More than 200 people at the second national Electric Vehicle and Smart Grid Conference in Brisbane heard views from businessmen, government officials and academics about the future of EVs in Australia.
Conference director Philippe Reboul says he cannot predict when we will see affordable EVs.
‘‘If we knew when it would happen, we’d be rich,’’ he say. ‘‘People aren’t going to throw away their cars to buy an EV, but they might pay for a conversion.
‘‘A few small conversion companies in Australia are making EVs out of current cars. Converting cars to EV could be the way forward.’’
The only electric cars available in Australia are a small number of Mitsubishi i-MiEV cars, which can be leased, and the Nissan Leaf, which will arrive next year with similar limited numbers and leasing arrangements.
Reboul says conversions cost about $20,000 but the price is expected to fall.
‘‘I can see opportunities for conversion com- panies but there are a lot of barriers with Australian Design Rules,’’ he says.
‘‘For example, some companies have made small EVs that can go about 80km/h, but the ADRs say it has to do 90km/h to get on the road.

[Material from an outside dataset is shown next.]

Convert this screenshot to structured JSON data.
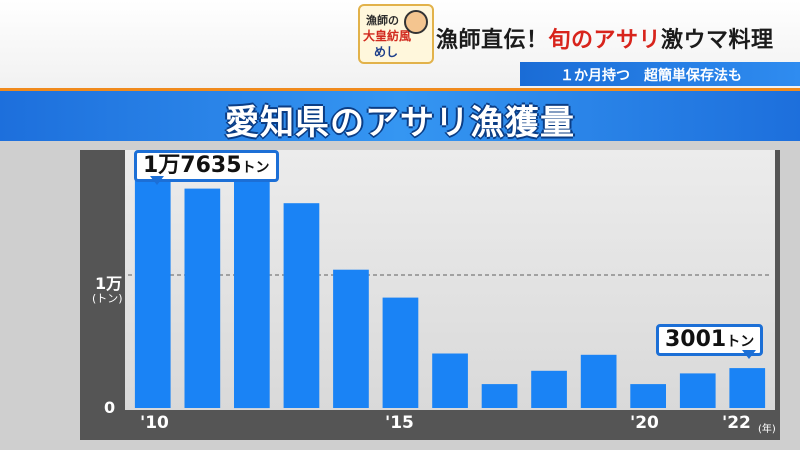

A bit more flexibility in the rules is needed.’’
Reboul says that for the EV market to grow, government policy has to change.
‘‘EVs are becoming popular in countries where there are the best government subsidies,’’ he says. ‘‘ We’re not necessarily wanting cash handouts, but incentives such as cheaper import tax, registration and parking would be easy.
‘‘They don’t cost the government money like a direct subsidy and it makes people feel good.’’
The conference attracted 220 delegates. A third was from interstate and a handful came from Canada, Japan, China and Taiwan.
‘‘We’ve held the conference in Brisbane again because quite a few good technical companies are based here, such as the charging infrastructure supplier ECOtality,’’ Reboul says.
ECOtality boss Peter Nimmo says the company’s ‘‘Blink’’ system costs $3500 and can be placed in homes, public car parks, at airports, shops and commuter centres.
‘‘We’re in discussion with a lot of builders, councils and early adopters,’’ he says.
Townsville City Council is planning with energy companies and infrastructure companies for the evolution of EVs. Council executive Greg Bruce told the conference the council will begin rolling out infrastructure in the next year.
Pioneers: (left) Townsville Council’s Greg Bruce with ECOtality chief Peter Nimmo and (above) converted EVs may be the first popular electric cars on the road.